Emma C. Chappell, one of the nation's most prominent and highly regarded African-American bankers, has been ousted from the institution she founded and is being sued by it for fraud.

United Bank of Philadelphia alleges in court papers that Ms. Chappell fraudulently obtained an office building and leased it back to the bank at excessive rates. Ms. Chappell was fired as the eight-year-old bank's chairman, president, chief executive officer, and chief lending officer in May.

Documents filed in the U.S. District Court for the eastern district of Pennsylvania allege that Ms. Chappell, 59, arranged a sweetheart lease between $110 million-asset United and her new company, EEC Properties LLC, for its headquarters in downtown Philadelphia.

United claims that Ms. Chappell locked the bank into a lease for the entire 25,000-square-foot building, when it only needed 10,000 to 15,000 square feet. The bank also said it is paying EEC $13 per foot in a market where the going rate is $10.

Ms. Chappell could only be approved for a loan if she leased the building to a single tenant at above-market rates, according to the bank's lawsuit. EEC Properties receives more than $26,000 a month in rent from United Bank for the office building on which mortgage payments are about $16,000.

The lawsuit claims Ms. Chappell bought the building after telling United's board that the Federal Reserve would not let the bank buy the building itself because it was losing money. The complaint claims the Fed never made such a decision.

Ms. Chappell's "actions, inaction, and misconduct were motivated by her selfish desire to contrive significant financial benefits for her and her family at the expense of United Bank and its shareholders while she was leading United Bank into a troubled financial condition, including the loss of millions of dollars," the bank said in court documents.

United Bank, which has lost more than $5 million since it was founded in 1992, said it had its most profitable month ever in June. The bank is trying to cancel its lease with Ms. Chappell's company and is seeking compensatory damages of at least $1 million, as well as punitive damages.

Ms. Chappell declined to comment, but in a statement last week she defended her record at United Bank. "I poured my heart into creating and growing a bank that served the African-American community and I am very proud of my effort and the efforts of everyone who works there," according to the statement.

Ms. Chappell is widely known in the banking business, is a frequent speaker at industry conferences, and has received numerous community leadership awards.

As the founder of the bank, which serves African-, Asian- and Hispanic-American communities in the Philadelphia area, Ms.
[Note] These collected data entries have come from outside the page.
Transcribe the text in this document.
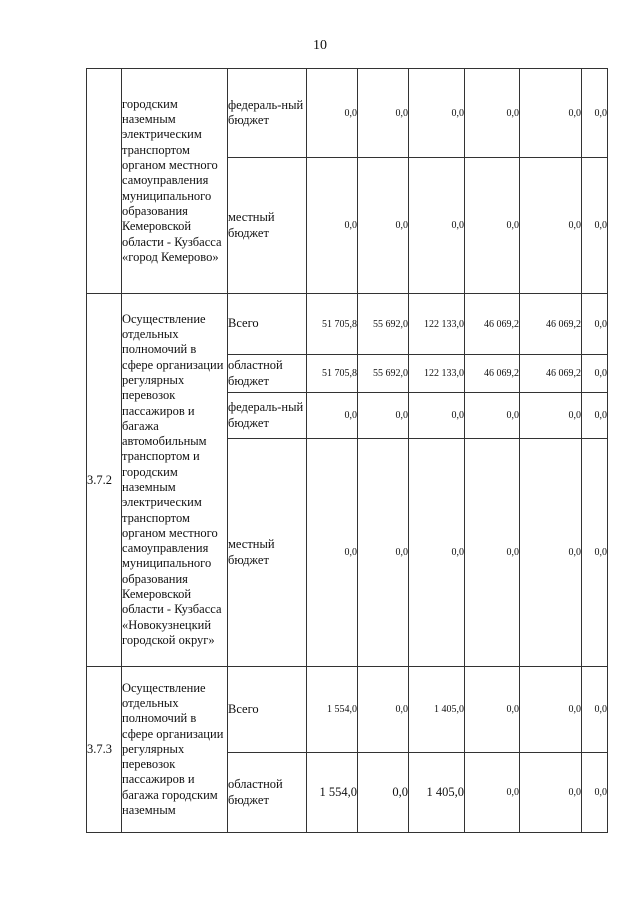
10
	городским наземным электрическим транспортом органом местного самоуправления муниципального образования Кемеровской области - Кузбасса «город Кемерово»	федераль-ный бюджет	0,0	0,0	0,0	0,0	0,0	0,0
		местный бюджет	0,0	0,0	0,0	0,0	0,0	0,0
3.7.2	Осуществление отдельных полномочий в сфере организации регулярных перевозок пассажиров и багажа автомобильным транспортом и городским наземным электрическим транспортом органом местного самоуправления муниципального образования Кемеровской области - Кузбасса «Новокузнецкий городской округ»	Всего	51 705,8	55 692,0	122 133,0	46 069,2	46 069,2	0,0
		областной бюджет	51 705,8	55 692,0	122 133,0	46 069,2	46 069,2	0,0
		федераль-ный бюджет	0,0	0,0	0,0	0,0	0,0	0,0
		местный бюджет	0,0	0,0	0,0	0,0	0,0	0,0
3.7.3	Осуществление отдельных полномочий в сфере организации регулярных перевозок пассажиров и багажа городским наземным	Всего	1 554,0	0,0	1 405,0	0,0	0,0	0,0
		областной бюджет	1 554,0	0,0	1 405,0	0,0	0,0	0,0
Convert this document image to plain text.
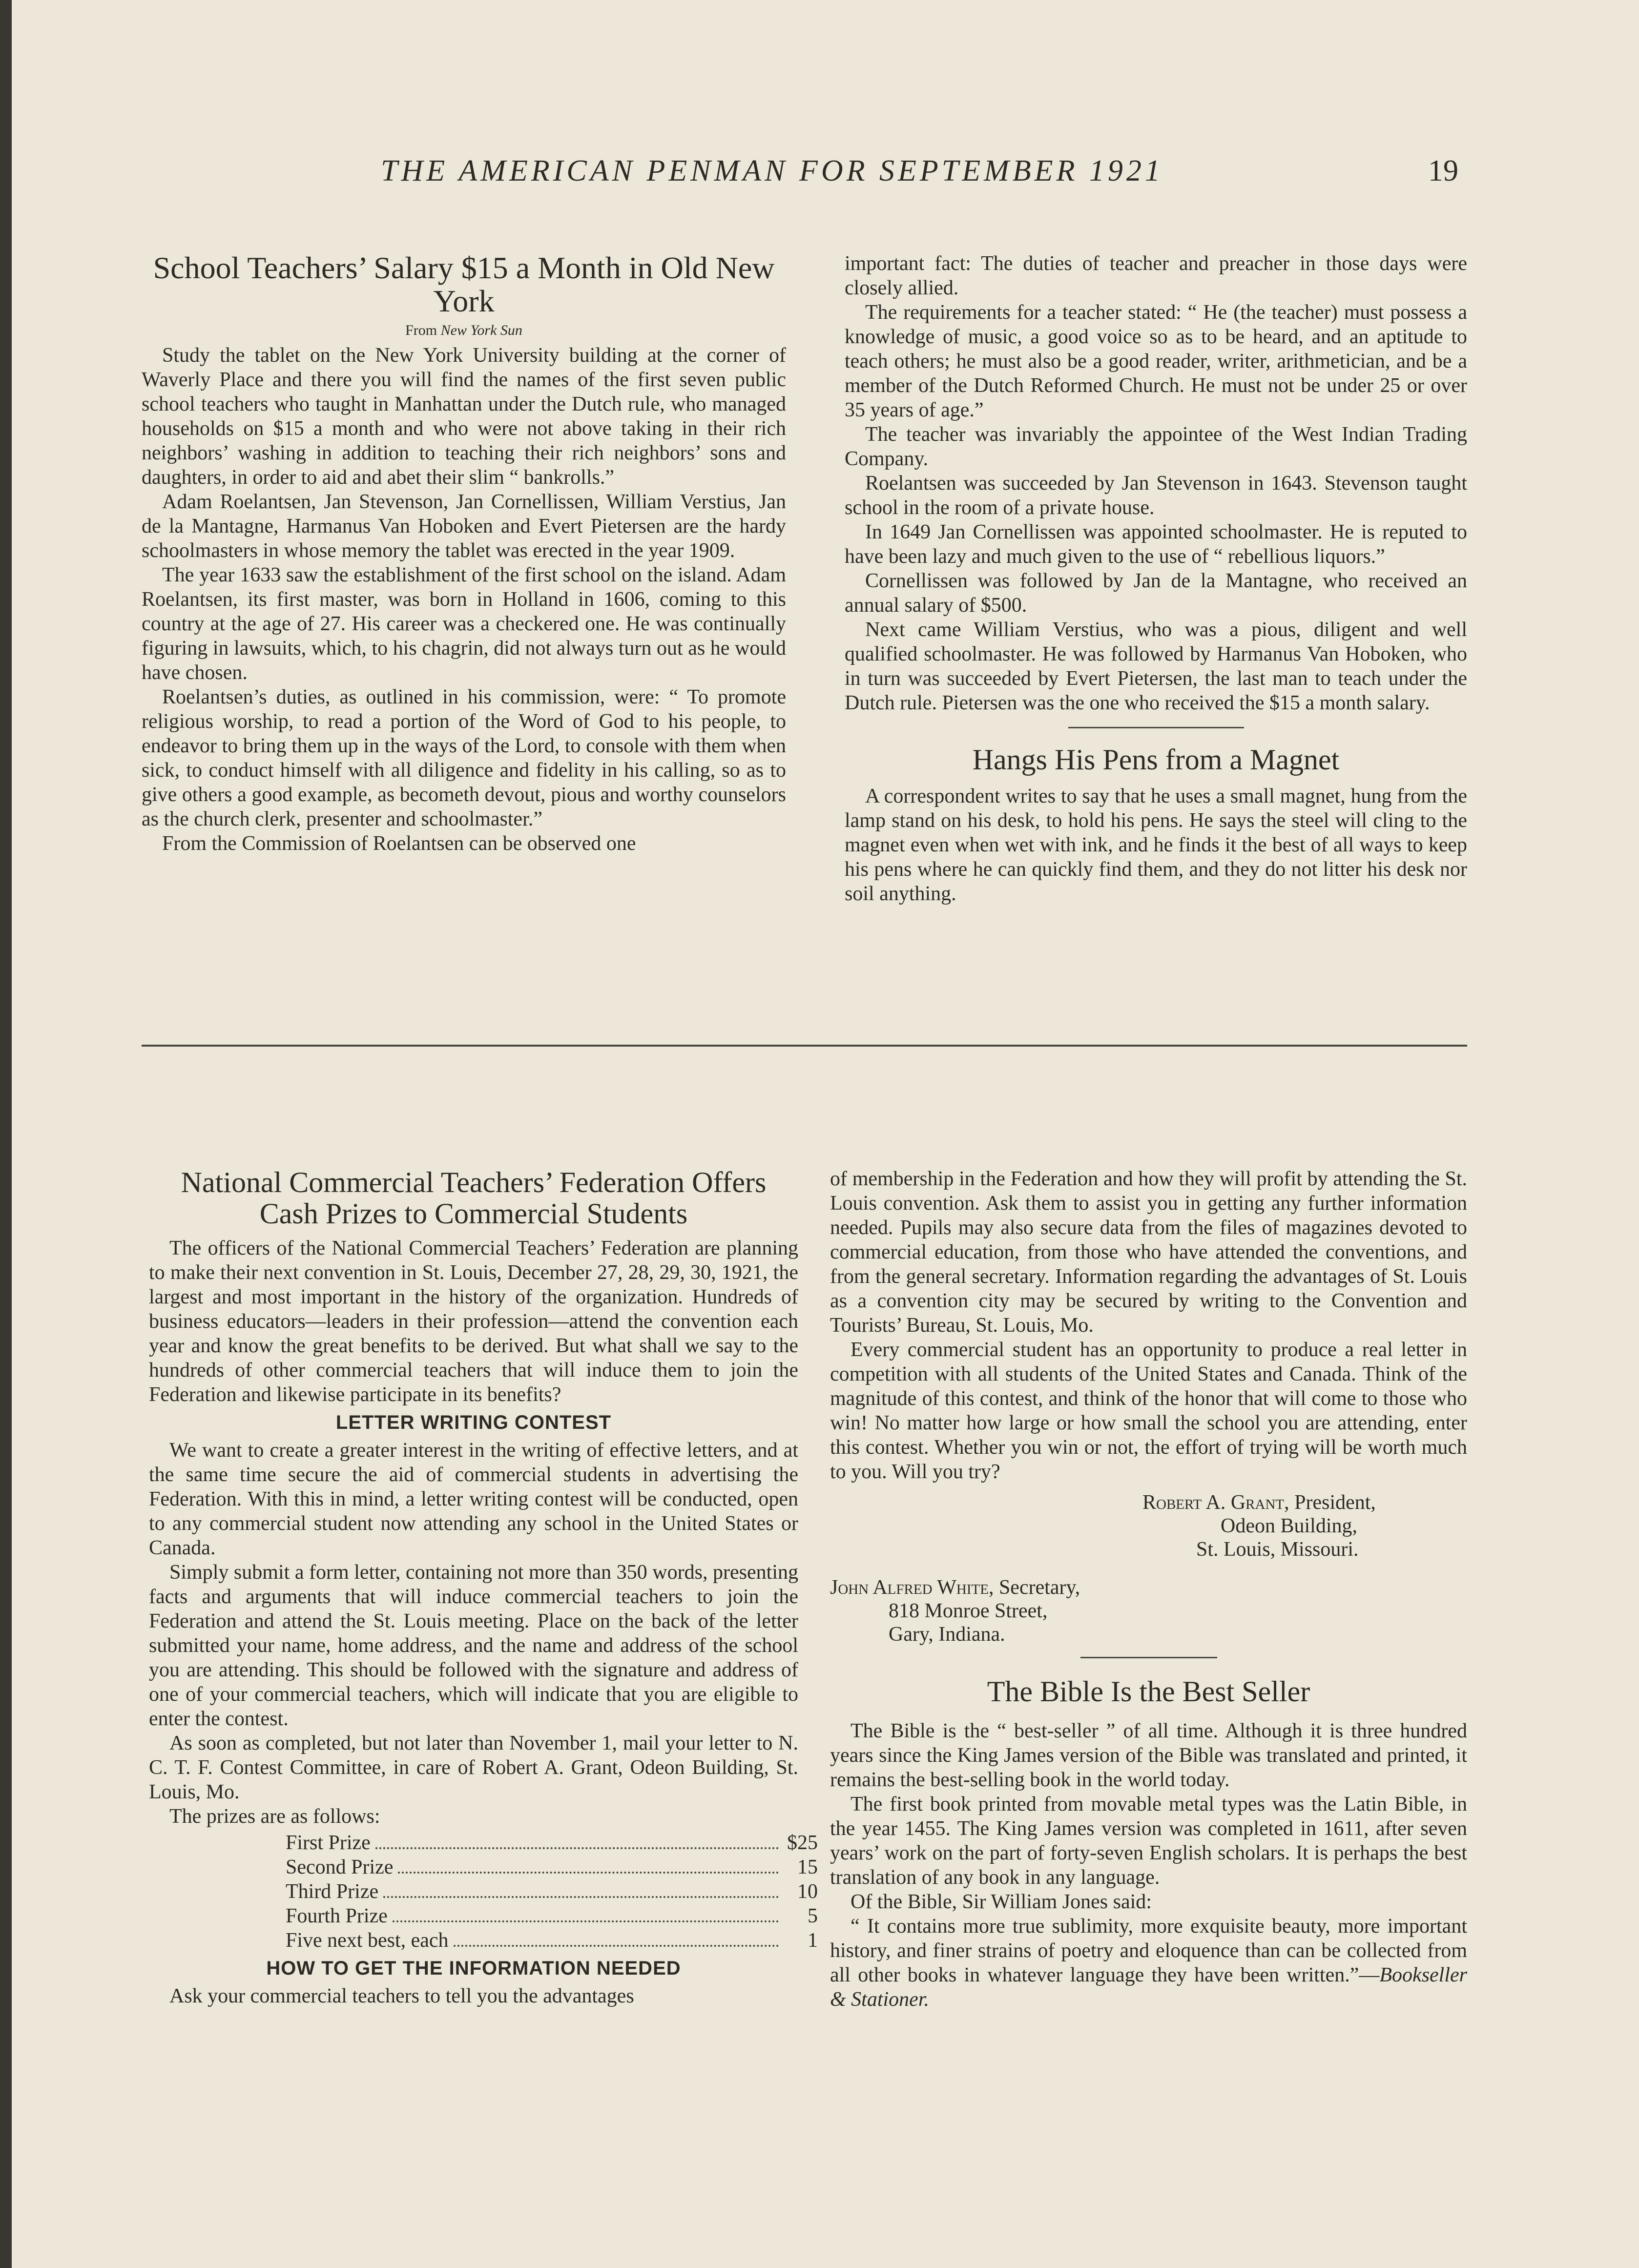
THE AMERICAN PENMAN FOR SEPTEMBER 1921	19
School Teachers’ Salary $15 a Month in Old New York
From New York Sun

Study the tablet on the New York University building at the corner of Waverly Place and there you will find the names of the first seven public school teachers who taught in Manhattan under the Dutch rule, who managed households on $15 a month and who were not above taking in their rich neighbors’ washing in addition to teaching their rich neighbors’ sons and daughters, in order to aid and abet their slim “ bankrolls.”

Adam Roelantsen, Jan Stevenson, Jan Cornellissen, William Verstius, Jan de la Mantagne, Harmanus Van Hoboken and Evert Pietersen are the hardy schoolmasters in whose memory the tablet was erected in the year 1909.

The year 1633 saw the establishment of the first school on the island. Adam Roelantsen, its first master, was born in Holland in 1606, coming to this country at the age of 27. His career was a checkered one. He was continually figuring in lawsuits, which, to his chagrin, did not always turn out as he would have chosen.

Roelantsen’s duties, as outlined in his commission, were: “ To promote religious worship, to read a portion of the Word of God to his people, to endeavor to bring them up in the ways of the Lord, to console with them when sick, to conduct himself with all diligence and fidelity in his calling, so as to give others a good example, as becometh devout, pious and worthy counselors as the church clerk, presenter and schoolmaster.”

From the Commission of Roelantsen can be observed one

important fact: The duties of teacher and preacher in those days were closely allied.

The requirements for a teacher stated: “ He (the teacher) must possess a knowledge of music, a good voice so as to be heard, and an aptitude to teach others; he must also be a good reader, writer, arithmetician, and be a member of the Dutch Reformed Church. He must not be under 25 or over 35 years of age.”

The teacher was invariably the appointee of the West Indian Trading Company.

Roelantsen was succeeded by Jan Stevenson in 1643. Stevenson taught school in the room of a private house.

In 1649 Jan Cornellissen was appointed schoolmaster. He is reputed to have been lazy and much given to the use of “ rebellious liquors.”

Cornellissen was followed by Jan de la Mantagne, who received an annual salary of $500.

Next came William Verstius, who was a pious, diligent and well qualified schoolmaster. He was followed by Harmanus Van Hoboken, who in turn was succeeded by Evert Pietersen, the last man to teach under the Dutch rule. Pietersen was the one who received the $15 a month salary.

Hangs His Pens from a Magnet

A correspondent writes to say that he uses a small magnet, hung from the lamp stand on his desk, to hold his pens. He says the steel will cling to the magnet even when wet with ink, and he finds it the best of all ways to keep his pens where he can quickly find them, and they do not litter his desk nor soil anything.

National Commercial Teachers’ Federation Offers Cash Prizes to Commercial Students

The officers of the National Commercial Teachers’ Federation are planning to make their next convention in St. Louis, December 27, 28, 29, 30, 1921, the largest and most important in the history of the organization. Hundreds of business educators—leaders in their profession—attend the convention each year and know the great benefits to be derived. But what shall we say to the hundreds of other commercial teachers that will induce them to join the Federation and likewise participate in its benefits?

LETTER WRITING CONTEST

We want to create a greater interest in the writing of effective letters, and at the same time secure the aid of commercial students in advertising the Federation. With this in mind, a letter writing contest will be conducted, open to any commercial student now attending any school in the United States or Canada.

Simply submit a form letter, containing not more than 350 words, presenting facts and arguments that will induce commercial teachers to join the Federation and attend the St. Louis meeting. Place on the back of the letter submitted your name, home address, and the name and address of the school you are attending. This should be followed with the signature and address of one of your commercial teachers, which will indicate that you are eligible to enter the contest.

As soon as completed, but not later than November 1, mail your letter to N. C. T. F. Contest Committee, in care of Robert A. Grant, Odeon Building, St. Louis, Mo.

The prizes are as follows:

First Prize	$25
Second Prize	15
Third Prize	10
Fourth Prize	5
Five next best, each	1
HOW TO GET THE INFORMATION NEEDED

Ask your commercial teachers to tell you the advantages

of membership in the Federation and how they will profit by attending the St. Louis convention. Ask them to assist you in getting any further information needed. Pupils may also secure data from the files of magazines devoted to commercial education, from those who have attended the conventions, and from the general secretary. Information regarding the advantages of St. Louis as a convention city may be secured by writing to the Convention and Tourists’ Bureau, St. Louis, Mo.

Every commercial student has an opportunity to produce a real letter in competition with all students of the United States and Canada. Think of the magnitude of this contest, and think of the honor that will come to those who win! No matter how large or how small the school you are attending, enter this contest. Whether you win or not, the effort of trying will be worth much to you. Will you try?

Robert A. Grant, President,
Odeon Building,
St. Louis, Missouri.
John Alfred White, Secretary,
818 Monroe Street,
Gary, Indiana.
The Bible Is the Best Seller

The Bible is the “ best-seller ” of all time. Although it is three hundred years since the King James version of the Bible was translated and printed, it remains the best-selling book in the world today.

The first book printed from movable metal types was the Latin Bible, in the year 1455. The King James version was completed in 1611, after seven years’ work on the part of forty-seven English scholars. It is perhaps the best translation of any book in any language.

Of the Bible, Sir William Jones said:

“ It contains more true sublimity, more exquisite beauty, more important history, and finer strains of poetry and eloquence than can be collected from all other books in whatever language they have been written.”—Bookseller & Stationer.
Chappell has been recognized by the Philadelphia police department, the West Philadelphia Economic Development Corp., and the local chapter of National Association for the Advancement of Colored People.

She was named one of the country's top-100 black business and professional women by Dollars and Sense magazine and outstanding businesswoman of the year in 1993 by the Texas Association of Minority Enterprises.

"She's done a lot in Philadelphia for a lot of people and has really attempted to make more opportunities available for both African-Americans and women," said Dina Curtis, president of the American League of Financial Institutions, which represents minority-owned savings banks and associations.

Norma Hart, the executive director of the National Bankers Association, said Ms. Chappell volunteered her "assistance and wisdom" to the group when she served last year as a regional vice president for the organization, which represents minority-owned banks.

"She is a very successful person," Mr. Hart said. "There are not many women who are presidents of a bank."

Still, Ms. Chappell is faulted for getting United into trouble with regulators. The bank has had numerous run-ins with federal and state regulators since 1996, according to court documents.

Its most recent agreement with the Fed and the Pennsylvania Department of Banking in February 1999 required the bank to strengthen management and internal controls.

The board replaced Ms. Chappell as president with Evelyn F. Smalls, 54, who had been a senior vice president heading up the compliance and human resources departments. Ms. Smalls refused to comment on the lawsuit.